This is the third article discussing the challenges of implementing high concurrent web applications. In the previous two articles, we mainly focused on the challenge for handling concurrent requests and the two design patterns of handling concurrent requests. In this article, we are going to discuss the challenges in designing highly concurrent business logic.
Most of professional developers have developed thread based concurrent applications in the past. If you are a Java developer, it’s likely you’ve used
runnable interfaces and
executor services, you probably also used
completable future to handle the results of your forked concurrent threads. But have you ever wonder why we want to design concurrent business logic? The answer is simple: to boost the performance of the applications. There are two types of activities in general:
I/O Bound activities and
CPU bound activities.
I/O bound activities are tasks that mainly limited by I/O resources, for example network I/O, or database I/O. As we explained in the previous posts, I/O operations is thousands more times slower than CPU operations. Assuming the application logic runs in sequential, while the CPU waits for the I/O operations to finish, the application can’t proceed.
CPU bound activities are tasks that are primarily consume CPU time during executions. Some algorithm can be very complex, while they don’t involve heavy I/O operations, they requires the CPU resources quite intensively. For example, video processing and image processing.
When we deploy our applications in the services, often we get more than one CPU. It’s natural that we want to fully leverage these extra computing powers when we implement CPU heavy applications. A simple way is to divide the task into several subtasks, then schedule the subtasks into different CPUs to have them run concurrently, and finally synchronize the result.
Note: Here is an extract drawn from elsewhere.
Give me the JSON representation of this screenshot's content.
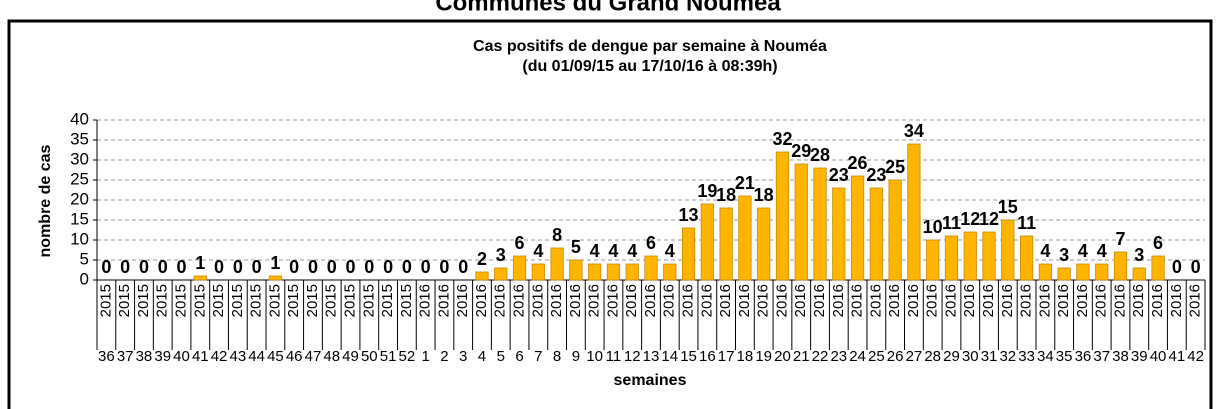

- Thread Model and Race Conditions
One model to handle the divided tasks is to leverage the thread pool: run the divided tasks in a thread. The thread pool is to limit the number of concurrently running thread, in the mean time, save the overhead of creating new threads. However, this approach caused an inevitable problem:
Race condition happens when multiple process/thread try to get access to the same resource. Why race conditions happens in thread model? Because threads
share states. The
thread within the business application is different from the
thread based web service handling concurrent requests. These threads are forked by the main thread, and the forked thread often have interaction with the main thread.
One way of handling main thread <> forked threads interaction is through shared variables. For example, the forked threads save the results back into a
global variable. And all threads will have access to these variable, hence race condition can happen.
Why race condition is a problem for programming? Because the result of the program becomes indeterministic. As we mentioned above, the control flow of the thread model is largely sequential, when the intermediate state of the thread is changed, the final result is different.
How do we prevent race condition? Making sure only one thread have access to the shared state at one time. And one achieving that is to introduce locks. Locks make sure the shared state is
locked and only be accessed by one or limited number of threads.
The most common lock implementation is a binary semaphore. The binary semaphore use a shared variable to control the access, and two operation: wait and signal. The two operations are always used together. In the wait operation, it check the status of the lock, if locked keep waiting, otherwise change the lock from unlock to locked so other operations can’t access it. This operation is atomic hence won’t cause race condition. Once the critical operations are finished, it release the lock so other thread can acquire it.
In Java programming, we use
synchronized keyword to lock the variable or code block. However, there are risks using locks. On the one hand, using it incorrectly can cause many lock issues say dead lock or lock starvation, on the other hand, when the lock is too granular, it breaks the control flow into small blocking chunks, the overhead of lock checking offset the performance gain from multi threading.
While thread based muti-thread programming benefits the CPU bound activities pretty well, it doesn’t scale for I/O bound activities. As discussed in previous articles, in I/O bound activities, I/O is the final bottleneck, having multiple threads accessing the I/O might help in the beginning, as most of the I/O device supports concurrent operations in one way or another, but we reach the concurrent bottleneck, the latency would increase.